Eike
Clemens Kullmann, Oberösterreichische Nachrichten:
Quantität scheint leider immer wichtiger zu werden und die
Qualität in den Hintergrund zu drängen. Das liegt in erster
Linie daran, dass immer mehr Seiten produziert werden sollen, die
Zahl – zumindest der angestellten — Journalisten aber
eher weniger wird. Qualität verkommt da schnell zu einem Schlagwort.
Allerdings liegt Qualität auch an den RedakteurInnen, AspirantenInnen
und ReporterInnen und deren Ausbildung an sich. Dabei zeigt sich,
dass es immer schwieriger wird, Fortbildungskurse zu besuchen bzw.
sich redaktionsintern der Ausbildung zu widmen. Grund dafür:
ebenfalls Zeit- und Personalmangel.
Werner A. Beninger, Die Presse
Der Qualitätsverlust ist nicht durch wirtschaftliche
Situation bedingt, sondern durch die Kultur in einzelnen Medien,
die Beliebigkeitsjournlismus machen und auf den schnellen Effekt
setzen. Die ganze Infotainment-Schiene hat mit Journalismus nur
am Rande zu tun. Qualität hängt auch sehr stark von jedem
einzelnen Journalisten ab - doch viele Redaktionen können oder
wollen es sich nicht mehr leisten, in die Ausbildung von Journalisten
zu investieren. Die Leute müssen ins kalte Wasser springen.
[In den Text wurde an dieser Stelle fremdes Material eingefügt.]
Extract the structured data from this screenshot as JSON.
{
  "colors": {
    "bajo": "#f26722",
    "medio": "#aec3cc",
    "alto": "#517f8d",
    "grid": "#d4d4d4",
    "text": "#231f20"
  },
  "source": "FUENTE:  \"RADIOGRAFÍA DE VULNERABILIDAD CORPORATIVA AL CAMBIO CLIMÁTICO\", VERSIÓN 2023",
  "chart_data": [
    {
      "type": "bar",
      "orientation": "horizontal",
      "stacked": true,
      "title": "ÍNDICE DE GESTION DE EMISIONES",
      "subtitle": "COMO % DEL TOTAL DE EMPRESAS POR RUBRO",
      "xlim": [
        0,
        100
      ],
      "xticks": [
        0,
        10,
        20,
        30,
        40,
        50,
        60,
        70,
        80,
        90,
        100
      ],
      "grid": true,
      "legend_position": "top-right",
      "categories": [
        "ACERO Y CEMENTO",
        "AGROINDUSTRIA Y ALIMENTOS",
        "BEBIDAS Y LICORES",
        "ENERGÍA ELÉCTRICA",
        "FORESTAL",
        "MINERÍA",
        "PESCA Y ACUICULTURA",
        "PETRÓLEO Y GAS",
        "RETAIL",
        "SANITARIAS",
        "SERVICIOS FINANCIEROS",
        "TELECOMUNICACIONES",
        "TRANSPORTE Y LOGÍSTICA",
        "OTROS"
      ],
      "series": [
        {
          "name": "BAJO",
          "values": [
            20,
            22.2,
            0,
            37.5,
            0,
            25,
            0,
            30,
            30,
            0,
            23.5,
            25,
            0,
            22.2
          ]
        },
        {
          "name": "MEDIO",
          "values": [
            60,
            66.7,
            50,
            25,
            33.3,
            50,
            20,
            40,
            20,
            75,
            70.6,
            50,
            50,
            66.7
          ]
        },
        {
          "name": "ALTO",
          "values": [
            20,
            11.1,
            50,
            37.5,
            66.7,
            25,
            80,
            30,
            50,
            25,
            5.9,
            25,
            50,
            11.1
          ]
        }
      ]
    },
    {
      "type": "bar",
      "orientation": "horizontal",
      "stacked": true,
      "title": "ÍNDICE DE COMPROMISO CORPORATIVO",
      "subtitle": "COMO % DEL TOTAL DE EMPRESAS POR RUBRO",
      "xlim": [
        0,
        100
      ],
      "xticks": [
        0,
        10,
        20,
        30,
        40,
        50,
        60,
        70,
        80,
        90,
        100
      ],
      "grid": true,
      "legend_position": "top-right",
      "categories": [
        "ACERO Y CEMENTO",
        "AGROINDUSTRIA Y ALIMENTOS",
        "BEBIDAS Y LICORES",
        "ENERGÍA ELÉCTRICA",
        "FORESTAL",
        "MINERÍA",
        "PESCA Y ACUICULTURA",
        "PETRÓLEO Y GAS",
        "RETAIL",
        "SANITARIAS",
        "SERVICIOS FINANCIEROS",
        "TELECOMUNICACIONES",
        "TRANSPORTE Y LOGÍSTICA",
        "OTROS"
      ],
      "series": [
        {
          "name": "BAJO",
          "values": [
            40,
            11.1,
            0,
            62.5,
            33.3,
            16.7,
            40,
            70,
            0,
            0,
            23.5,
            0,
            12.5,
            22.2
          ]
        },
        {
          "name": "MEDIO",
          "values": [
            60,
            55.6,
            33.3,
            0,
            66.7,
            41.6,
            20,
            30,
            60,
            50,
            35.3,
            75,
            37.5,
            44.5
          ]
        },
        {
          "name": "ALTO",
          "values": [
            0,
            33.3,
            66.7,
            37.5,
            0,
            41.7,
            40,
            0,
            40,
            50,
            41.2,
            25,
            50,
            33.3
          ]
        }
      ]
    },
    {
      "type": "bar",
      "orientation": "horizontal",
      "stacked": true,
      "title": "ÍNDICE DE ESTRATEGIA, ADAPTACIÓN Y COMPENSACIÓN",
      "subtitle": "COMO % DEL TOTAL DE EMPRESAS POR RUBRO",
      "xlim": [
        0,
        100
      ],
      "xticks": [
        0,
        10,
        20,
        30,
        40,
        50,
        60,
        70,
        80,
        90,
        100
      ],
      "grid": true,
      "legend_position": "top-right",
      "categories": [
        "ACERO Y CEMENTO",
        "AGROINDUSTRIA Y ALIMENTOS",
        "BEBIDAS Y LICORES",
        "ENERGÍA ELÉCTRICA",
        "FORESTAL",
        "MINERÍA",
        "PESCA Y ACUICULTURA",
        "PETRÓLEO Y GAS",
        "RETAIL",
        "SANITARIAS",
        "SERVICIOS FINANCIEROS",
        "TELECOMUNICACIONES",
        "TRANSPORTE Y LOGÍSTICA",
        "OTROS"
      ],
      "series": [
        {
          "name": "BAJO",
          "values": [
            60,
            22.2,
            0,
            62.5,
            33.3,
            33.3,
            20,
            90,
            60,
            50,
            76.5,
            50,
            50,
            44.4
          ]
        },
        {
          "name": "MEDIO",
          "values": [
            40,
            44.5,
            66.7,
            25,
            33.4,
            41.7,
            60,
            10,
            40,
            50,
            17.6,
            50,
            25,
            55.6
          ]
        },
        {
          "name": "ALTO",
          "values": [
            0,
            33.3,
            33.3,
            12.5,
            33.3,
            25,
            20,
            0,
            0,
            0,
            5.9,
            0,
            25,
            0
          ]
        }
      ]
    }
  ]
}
Auch bei Personalabbau lässt sich die gleiche Qualität
nicht halten: Es gibt zig Beispiele von Medien, die alte, gute (und
auch dementsprechend teure) Leute rausgehaut haben. Die Qualität
leidet darunter massiv: Einige Zeitungen sind nur mehr eine bessere
Ansammlung von Agenturmeldungen.
Anton Johann Fuchs, Niederösterreichische Nachrichten
Qualität hat ihren Preis...nämlich den Schweiß.
Welcher Wirtschaftszweig ist nicht rasanter geworden, hat den Output
massiv gesteigert? Sind Autos deswegen unsicherer geworden? Sicher,
die Technik hat den Journalisten viel auferlegt, aber auch viel
gebracht. Nie zuvor waren Informationen so schnell zu organisieren,
war die Kommunikation so einfach wie heute (Internet, Mail, Handy...).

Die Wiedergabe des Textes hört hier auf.